When I entered
college
in 1978, the state of the art in
campus computing consisted of a room full of
IBM 029 Key Punch
machines, an
IBM 370 Model 168
mainframe, and job queues where my card deck would wait for hours
in order to get a few seconds of precious CPU time. Today's
kids have it a lot easier, first with desktop PCs and now
with cloud computing providing them access to as many
CPU cycles and as much RAM as they need for their
class projects and research.
Our new
AWS in Education
program is designed to allow the academic community to take
advantage of the
Amazon Web Services
for teaching and for research. Educators,
academic researchers, students, and student entrepreneurs
from all over the world can apply for free AWS usage
credits in the form of teaching grants, research grants,
and project grants.

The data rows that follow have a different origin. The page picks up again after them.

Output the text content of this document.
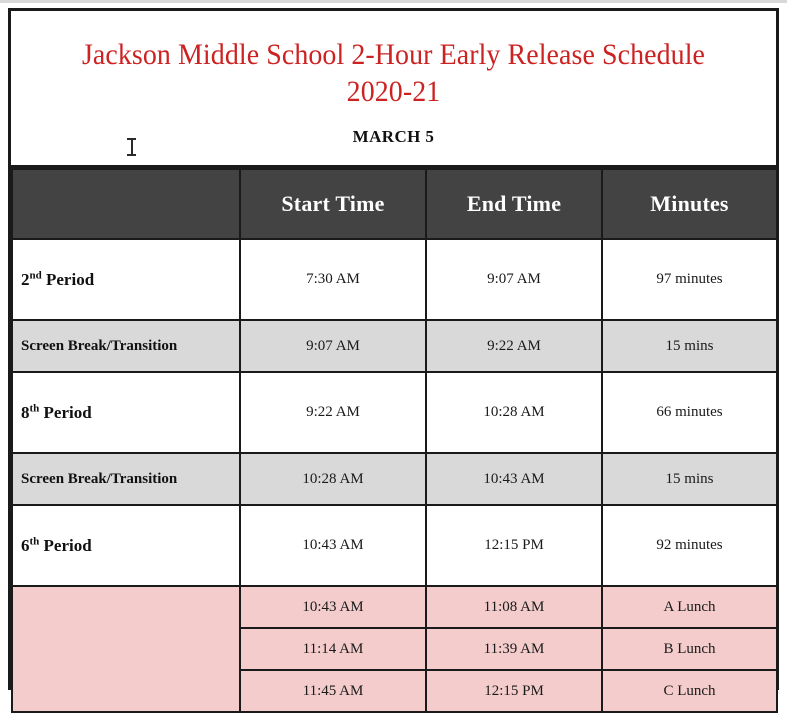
Jackson Middle School 2-Hour Early Release Schedule
2020-21
MARCH 5
	Start Time	End Time	Minutes
2nd Period	7:30 AM	9:07 AM	97 minutes
Screen Break/Transition	9:07 AM	9:22 AM	15 mins
8th Period	9:22 AM	10:28 AM	66 minutes
Screen Break/Transition	10:28 AM	10:43 AM	15 mins
6th Period	10:43 AM	12:15 PM	92 minutes
	10:43 AM	11:08 AM	A Lunch
	11:14 AM	11:39 AM	B Lunch
	11:45 AM	12:15 PM	C Lunch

Read on to learn more about what we've
put together.
We are supporting Researchers by providing selected
research projects with grants. The grants offer free access to
all of the AWS infrastructure services, giving researchers
access to large amounts of compute power and storage in the
AWS cloud. Researchers can focus on their work, avoiding the
need to specify, procure, purchase, install, and operate
hardware.
We will evaluate academic research support proposals
from active
faculty at accredited colleges and universities throughout the
year
here,
review them with care, and make awards 4 times
a year. The next deadline
is May 15th; recipients will be notified on June 5th.
We've already made grants to the
University of Oxford's
Malaria Atlas project and
the
RAD Lab at the
University of California Berkeley.
Educators have access to Teaching Grants so that they can
use
AWS
in their courses on topics like distributed computing, artificial
intelligence, data structures and the like. The grants
provide educators with up to $100 in AWS usage credits per
eligible student. Educators from accredited universities can
apply for a grant by filling out
this form. An active
AWS account
is a prerequisite; we can support one or two concurrent
classes per educator.
The Teaching Grants can be used for coursework and for student
projects. Supported AWS services include
Amazon EC2,
Amazon S3,
Amazon SimpleDB,
Amazon SQS,
Amazon CloudFront,
and Amazon Elastic MapReduce.
Courses are already underway at several universities including
the
University of Maryland
and
Harvard.
Finally, IT Professionals on campus can also take advantage
of cloud computing. We're working with a number of AWS education
solution providers:
Moonwalk specializes in
large-scale data management solutions. Their products are used in
the Banking, Healthcare, Government, R&D, Education, and
Aerospace indudstries.
Sonian provides
educational institutions
with a secure, scalable and affordable
hosted Email Archiving and eDiscover service running within the AWS cloud.
I'm thrilled that we are able to support more of the great work that's
taking place on college and university campuses around the world; I look
forward to hearing about some great success stories!